Handmade seems so unpretentious and unassuming in the hands of babies and children. Teething babies chew on sweet little organic dolls with knotted feet and hands. Happy toddlers joyfully shake the wooden rings of natural wood rattles.
Those gorgeous handmade toys your baby plays with are supported by small business people who make toys because they love children and they love the craft.
The Business of Handmade
Yesterday, members of the Handmade Toy Alliance board of directors testified at the U.S. Commerce Sub-committee hearing regarding the Consumer Product Safety Improvement Act (CPSIA). The board has been working with the Sub-committee for months. With requests for specific changes, the Handmade Toy Alliance officially endorsed draft legislation that would bring about changes for small-batch manufacturers, Consumer Product Safety Enhancement Act (CPSEA).
Children’s product manufacturers in the U.S. and Canadian exporters to the U.S. have been wondering for the past 18 months how to comply with the strict testing and labelling requirements of the new law. Understanding the law has been a difficult task for all. For the smallest manufacturers, meeting testing requirements has seemed almost impossible. The Handmade Toy Alliance formed when small business owners came together determined to understand and change the law.
I’ve watched their growth over that time, and these crafters, store owners, and other small business owners have come to understand the system of legislation and regulation—and media. It has been exciting to see them learn how to communicate with rulemakers when the system can seem so overwhelming.

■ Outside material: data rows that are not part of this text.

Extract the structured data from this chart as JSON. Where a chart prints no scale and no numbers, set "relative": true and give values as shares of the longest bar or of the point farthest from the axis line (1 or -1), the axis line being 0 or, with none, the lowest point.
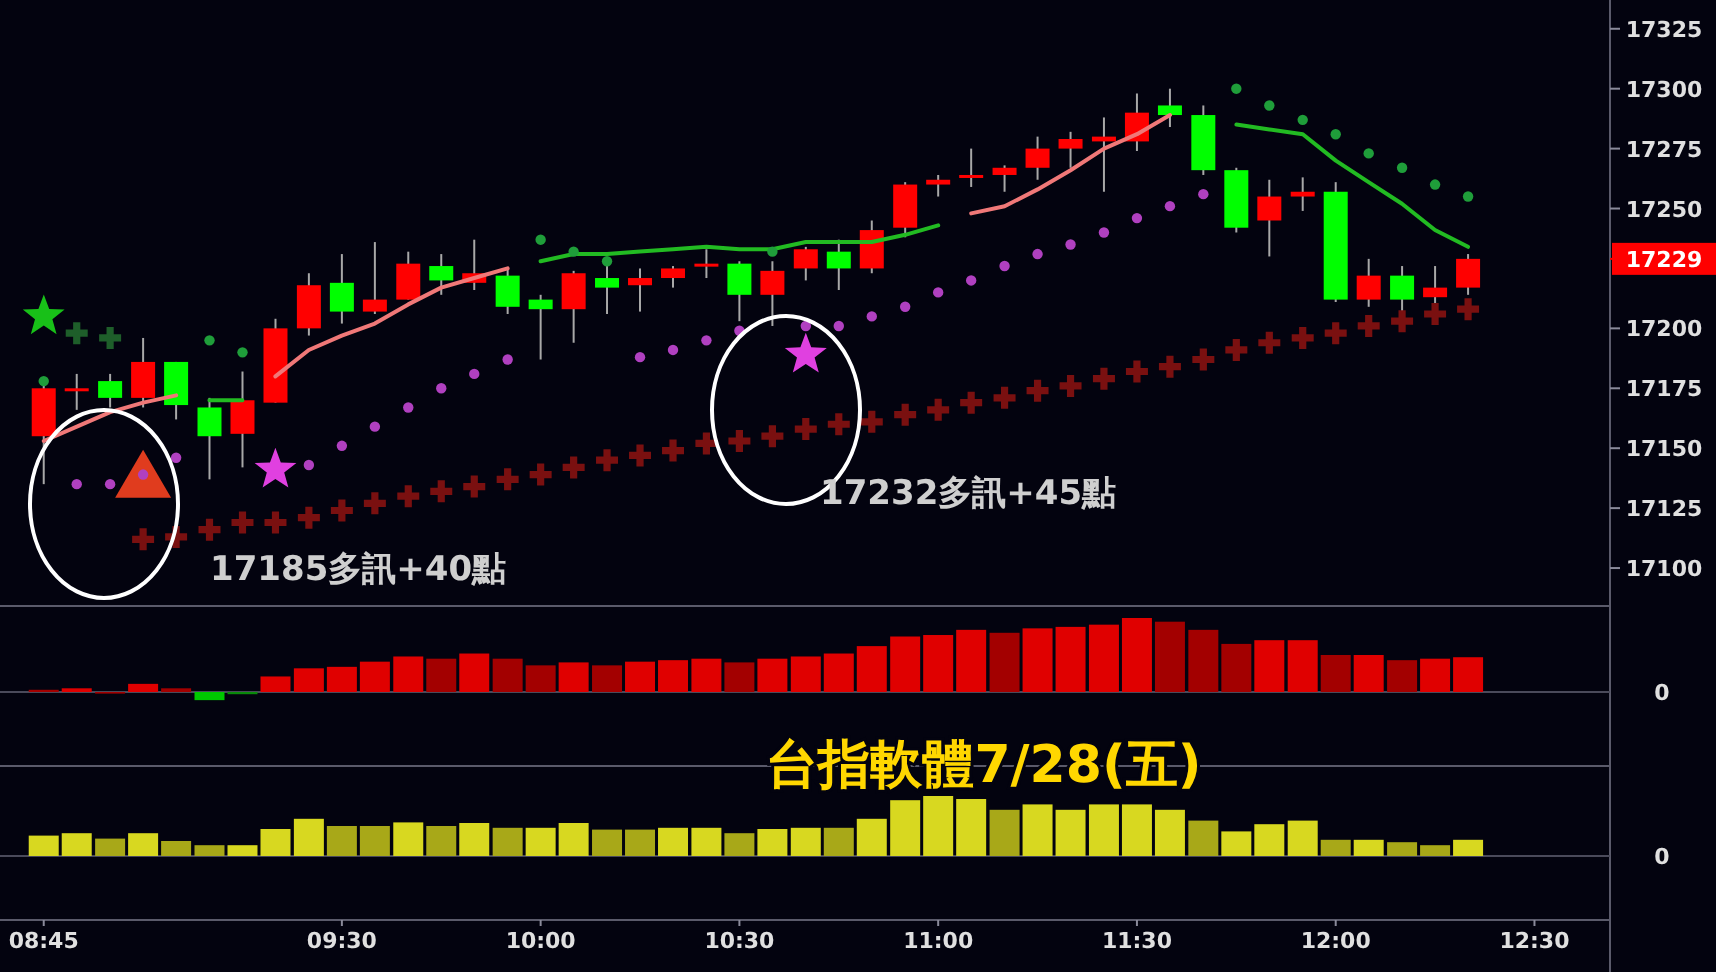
{
  "chart_data": [
    {
      "type": "candlestick",
      "tick_labels": "y",
      "x": [
        8.75,
        8.833,
        8.917,
        9,
        9.083,
        9.167,
        9.25,
        9.333,
        9.417,
        9.5,
        9.583,
        9.667,
        9.75,
        9.833,
        9.917,
        10,
        10.083,
        10.167,
        10.25,
        10.333,
        10.417,
        10.5,
        10.583,
        10.667,
        10.75,
        10.833,
        10.917,
        11,
        11.083,
        11.167,
        11.25,
        11.333,
        11.417,
        11.5,
        11.583,
        11.667,
        11.75,
        11.833,
        11.917,
        12,
        12.083,
        12.167,
        12.25,
        12.333
      ],
      "ohlc": [
        [
          17155,
          17177,
          17135,
          17175
        ],
        [
          17174,
          17181,
          17166,
          17175
        ],
        [
          17178,
          17181,
          17167,
          17171
        ],
        [
          17171,
          17196,
          17167,
          17186
        ],
        [
          17186,
          17186,
          17162,
          17168
        ],
        [
          17167,
          17171,
          17137,
          17155
        ],
        [
          17156,
          17182,
          17142,
          17170
        ],
        [
          17169,
          17204,
          17169,
          17200
        ],
        [
          17200,
          17223,
          17197,
          17218
        ],
        [
          17219,
          17231,
          17202,
          17207
        ],
        [
          17207,
          17236,
          17206,
          17212
        ],
        [
          17212,
          17232,
          17212,
          17227
        ],
        [
          17226,
          17231,
          17214,
          17220
        ],
        [
          17219,
          17237,
          17216,
          17223
        ],
        [
          17222,
          17225,
          17206,
          17209
        ],
        [
          17212,
          17214,
          17187,
          17208
        ],
        [
          17208,
          17224,
          17194,
          17223
        ],
        [
          17221,
          17228,
          17206,
          17217
        ],
        [
          17218,
          17225,
          17207,
          17221
        ],
        [
          17221,
          17226,
          17217,
          17225
        ],
        [
          17226,
          17233,
          17221,
          17227
        ],
        [
          17227,
          17228,
          17203,
          17214
        ],
        [
          17214,
          17228,
          17201,
          17224
        ],
        [
          17225,
          17234,
          17220,
          17233
        ],
        [
          17232,
          17237,
          17216,
          17225
        ],
        [
          17225,
          17245,
          17223,
          17241
        ],
        [
          17242,
          17261,
          17238,
          17260
        ],
        [
          17260,
          17264,
          17255,
          17262
        ],
        [
          17263,
          17275,
          17259,
          17264
        ],
        [
          17264,
          17268,
          17257,
          17267
        ],
        [
          17267,
          17280,
          17262,
          17275
        ],
        [
          17275,
          17282,
          17267,
          17279
        ],
        [
          17278,
          17288,
          17257,
          17280
        ],
        [
          17278,
          17298,
          17274,
          17290
        ],
        [
          17293,
          17300,
          17284,
          17289
        ],
        [
          17289,
          17293,
          17264,
          17266
        ],
        [
          17266,
          17267,
          17240,
          17242
        ],
        [
          17245,
          17262,
          17230,
          17255
        ],
        [
          17255,
          17263,
          17249,
          17257
        ],
        [
          17257,
          17261,
          17211,
          17212
        ],
        [
          17212,
          17229,
          17209,
          17222
        ],
        [
          17222,
          17226,
          17207,
          17212
        ],
        [
          17213,
          17226,
          17209,
          17217
        ],
        [
          17217,
          17231,
          17214,
          17229
        ]
      ],
      "colors": [
        "#ff0000",
        "#ff0000",
        "#00ff00",
        "#ff0000",
        "#00ff00",
        "#00ff00",
        "#ff0000",
        "#ff0000",
        "#ff0000",
        "#00ff00",
        "#ff0000",
        "#ff0000",
        "#00ff00",
        "#ff0000",
        "#00ff00",
        "#00ff00",
        "#ff0000",
        "#00ff00",
        "#ff0000",
        "#ff0000",
        "#ff0000",
        "#00ff00",
        "#ff0000",
        "#ff0000",
        "#00ff00",
        "#ff0000",
        "#ff0000",
        "#ff0000",
        "#ff0000",
        "#ff0000",
        "#ff0000",
        "#ff0000",
        "#ff0000",
        "#ff0000",
        "#00ff00",
        "#00ff00",
        "#00ff00",
        "#ff0000",
        "#ff0000",
        "#00ff00",
        "#ff0000",
        "#00ff00",
        "#ff0000",
        "#ff0000"
      ],
      "series": [
        {
          "type": "line",
          "color": "#f07878",
          "values": [
            17153,
            17159,
            17165,
            17169,
            17172,
            null,
            null,
            17180,
            17191,
            17197,
            17202,
            17210,
            17217,
            17221,
            17225,
            null,
            null,
            null,
            null,
            null,
            null,
            null,
            null,
            null,
            null,
            null,
            null,
            null,
            17248,
            17251,
            17258,
            17266,
            17275,
            17281,
            17289,
            null,
            null,
            null,
            null,
            null,
            null,
            null,
            null,
            null
          ]
        },
        {
          "type": "line",
          "color": "#22bb22",
          "values": [
            null,
            null,
            null,
            null,
            null,
            17170,
            17170,
            null,
            null,
            null,
            null,
            null,
            null,
            null,
            null,
            17228,
            17231,
            17231,
            17232,
            17233,
            17234,
            17233,
            17233,
            17236,
            17236,
            17236,
            17239,
            17243,
            null,
            null,
            null,
            null,
            null,
            null,
            null,
            null,
            17285,
            17283,
            17281,
            17270,
            17261,
            17252,
            17241,
            17234
          ]
        },
        {
          "type": "scatter",
          "marker": "triangle",
          "color": "#e03c1e",
          "x": [
            9
          ],
          "values": [
            17136
          ]
        },
        {
          "type": "scatter",
          "marker": "star",
          "color": "#18c018",
          "x": [
            8.75
          ],
          "values": [
            17205
          ]
        },
        {
          "type": "scatter",
          "marker": "star",
          "color": "#e040e0",
          "x": [
            9.333,
            10.667
          ],
          "values": [
            17141,
            17189
          ]
        },
        {
          "type": "scatter",
          "marker": "circle",
          "color": "#1f9e3a",
          "x": [
            8.75,
            9.167,
            9.25,
            10,
            10.083,
            10.167,
            10.583,
            11.75,
            11.833,
            11.917,
            12,
            12.083,
            12.167,
            12.25,
            12.333
          ],
          "values": [
            17178,
            17195,
            17190,
            17237,
            17232,
            17228,
            17232,
            17300,
            17293,
            17287,
            17281,
            17273,
            17267,
            17260,
            17255
          ]
        },
        {
          "type": "scatter",
          "marker": "cross",
          "color": "#1e5e2a",
          "x": [
            8.833,
            8.917
          ],
          "values": [
            17198,
            17196
          ]
        },
        {
          "type": "scatter",
          "marker": "circle",
          "color": "#b040c0",
          "x": [
            8.833,
            8.917,
            9,
            9.083,
            9.417,
            9.5,
            9.583,
            9.667,
            9.75,
            9.833,
            9.917,
            10.25,
            10.333,
            10.417,
            10.5,
            10.667,
            10.75,
            10.833,
            10.917,
            11,
            11.083,
            11.167,
            11.25,
            11.333,
            11.417,
            11.5,
            11.583,
            11.667
          ],
          "values": [
            17135,
            17135,
            17139,
            17146,
            17143,
            17151,
            17159,
            17167,
            17175,
            17181,
            17187,
            17188,
            17191,
            17195,
            17199,
            17201,
            17201,
            17205,
            17209,
            17215,
            17220,
            17226,
            17231,
            17235,
            17240,
            17246,
            17251,
            17256
          ]
        },
        {
          "type": "scatter",
          "marker": "cross",
          "color": "#7a1010",
          "values": [
            null,
            null,
            null,
            17112,
            17113,
            17116,
            17119,
            17119,
            17121,
            17124,
            17127,
            17130,
            17132,
            17134,
            17137,
            17139,
            17142,
            17145,
            17147,
            17149,
            17152,
            17153,
            17155,
            17158,
            17160,
            17161,
            17164,
            17166,
            17169,
            17171,
            17174,
            17176,
            17179,
            17182,
            17184,
            17187,
            17191,
            17194,
            17196,
            17198,
            17201,
            17203,
            17206,
            17208
          ]
        }
      ],
      "xlim": [
        8.64,
        12.69
      ],
      "ylim": [
        17085,
        17337
      ],
      "yticks": [
        17100,
        17125,
        17150,
        17175,
        17200,
        {
          "value": 17229,
          "label": "17229"
        },
        17250,
        17275,
        17300,
        17325
      ],
      "annotations": [
        "17185多訊+40點",
        "17232多訊+45點"
      ]
    },
    {
      "type": "bar",
      "relative": true,
      "tick_labels": false,
      "annotations": [
        "0"
      ],
      "x": [
        8.75,
        8.833,
        8.917,
        9,
        9.083,
        9.167,
        9.25,
        9.333,
        9.417,
        9.5,
        9.583,
        9.667,
        9.75,
        9.833,
        9.917,
        10,
        10.083,
        10.167,
        10.25,
        10.333,
        10.417,
        10.5,
        10.583,
        10.667,
        10.75,
        10.833,
        10.917,
        11,
        11.083,
        11.167,
        11.25,
        11.333,
        11.417,
        11.5,
        11.583,
        11.667,
        11.75,
        11.833,
        11.917,
        12,
        12.083,
        12.167,
        12.25,
        12.333
      ],
      "xlim": [
        8.64,
        12.69
      ],
      "values": [
        0.03,
        0.05,
        0,
        0.11,
        0.05,
        -0.11,
        -0.03,
        0.21,
        0.32,
        0.34,
        0.41,
        0.48,
        0.45,
        0.52,
        0.45,
        0.36,
        0.4,
        0.36,
        0.41,
        0.43,
        0.45,
        0.4,
        0.45,
        0.48,
        0.52,
        0.62,
        0.75,
        0.77,
        0.84,
        0.8,
        0.86,
        0.88,
        0.91,
        1,
        0.95,
        0.84,
        0.65,
        0.7,
        0.7,
        0.5,
        0.5,
        0.43,
        0.45,
        0.47
      ],
      "colors": [
        "#a30000",
        "#e00000",
        "#a30000",
        "#e00000",
        "#a30000",
        "#00c800",
        "#0a8a0a",
        "#e00000",
        "#e00000",
        "#e00000",
        "#e00000",
        "#e00000",
        "#a30000",
        "#e00000",
        "#a30000",
        "#a30000",
        "#e00000",
        "#a30000",
        "#e00000",
        "#e00000",
        "#e00000",
        "#a30000",
        "#e00000",
        "#e00000",
        "#e00000",
        "#e00000",
        "#e00000",
        "#e00000",
        "#e00000",
        "#a30000",
        "#e00000",
        "#e00000",
        "#e00000",
        "#e00000",
        "#a30000",
        "#a30000",
        "#a30000",
        "#e00000",
        "#e00000",
        "#a30000",
        "#e00000",
        "#a30000",
        "#e00000",
        "#e00000"
      ]
    },
    {
      "type": "bar",
      "relative": true,
      "tick_labels": "x",
      "title": "台指軟體7/28(五)",
      "annotations": [
        "0"
      ],
      "x": [
        8.75,
        8.833,
        8.917,
        9,
        9.083,
        9.167,
        9.25,
        9.333,
        9.417,
        9.5,
        9.583,
        9.667,
        9.75,
        9.833,
        9.917,
        10,
        10.083,
        10.167,
        10.25,
        10.333,
        10.417,
        10.5,
        10.583,
        10.667,
        10.75,
        10.833,
        10.917,
        11,
        11.083,
        11.167,
        11.25,
        11.333,
        11.417,
        11.5,
        11.583,
        11.667,
        11.75,
        11.833,
        11.917,
        12,
        12.083,
        12.167,
        12.25,
        12.333
      ],
      "xlim": [
        8.64,
        12.69
      ],
      "xticks": [
        {
          "value": 8.75,
          "label": "08:45"
        },
        {
          "value": 9.5,
          "label": "09:30"
        },
        {
          "value": 10,
          "label": "10:00"
        },
        {
          "value": 10.5,
          "label": "10:30"
        },
        {
          "value": 11,
          "label": "11:00"
        },
        {
          "value": 11.5,
          "label": "11:30"
        },
        {
          "value": 12,
          "label": "12:00"
        },
        {
          "value": 12.5,
          "label": "12:30"
        }
      ],
      "values": [
        0.34,
        0.38,
        0.29,
        0.38,
        0.25,
        0.18,
        0.18,
        0.45,
        0.62,
        0.5,
        0.5,
        0.56,
        0.5,
        0.55,
        0.47,
        0.47,
        0.55,
        0.44,
        0.44,
        0.47,
        0.47,
        0.38,
        0.45,
        0.47,
        0.47,
        0.62,
        0.93,
        1,
        0.95,
        0.77,
        0.86,
        0.77,
        0.86,
        0.86,
        0.77,
        0.59,
        0.41,
        0.53,
        0.59,
        0.27,
        0.27,
        0.23,
        0.18,
        0.27
      ],
      "colors": [
        "#d8d820",
        "#d8d820",
        "#a8a818",
        "#d8d820",
        "#a8a818",
        "#a8a818",
        "#d8d820",
        "#d8d820",
        "#d8d820",
        "#a8a818",
        "#a8a818",
        "#d8d820",
        "#a8a818",
        "#d8d820",
        "#a8a818",
        "#d8d820",
        "#d8d820",
        "#a8a818",
        "#a8a818",
        "#d8d820",
        "#d8d820",
        "#a8a818",
        "#d8d820",
        "#d8d820",
        "#a8a818",
        "#d8d820",
        "#d8d820",
        "#d8d820",
        "#d8d820",
        "#a8a818",
        "#d8d820",
        "#d8d820",
        "#d8d820",
        "#d8d820",
        "#d8d820",
        "#a8a818",
        "#d8d820",
        "#d8d820",
        "#d8d820",
        "#a8a818",
        "#d8d820",
        "#a8a818",
        "#a8a818",
        "#d8d820"
      ]
    }
  ]
}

At the heart of this increasingly sophisticated organization are people who do what they do because they care about handmade toys. It’s so simple. They love sock monkeys and felt blocks and play dough. Without their work to push back against this law, to help lawmakers understand how they work every day to preserve toy safety, we might have seen fewer handmade toys available for our children.
For the past month, I’ve spent every Friday writing about the book The Creative Family: How to Encourage Imagination and Nurture Family Connections by Amanda Blake Soule.
For my last dip into the book, I like a section in the “Handmade Holidays” chapter of the Connecting section of the book called “Supporting Handmade.” As my son’s 10th birthday comes up in the next week, I want to emphasize that any time can be a holiday season if your definition of holiday is broad enough.
“The holiday season can be a great time to show support for crafters and artists for the meaningful work they do. . . . Affordable arts and crafts surround us; we just need to look in the right places to find them.”
Her ideas for finding handmade are:
- Local craft fairs
- Art shows sponsored by local colleges
- Online through sites like Etsy
And, I might add, the members of the Handmade Toy Alliance also sell beautiful children’s toys, and they care deeply about the safety of your children.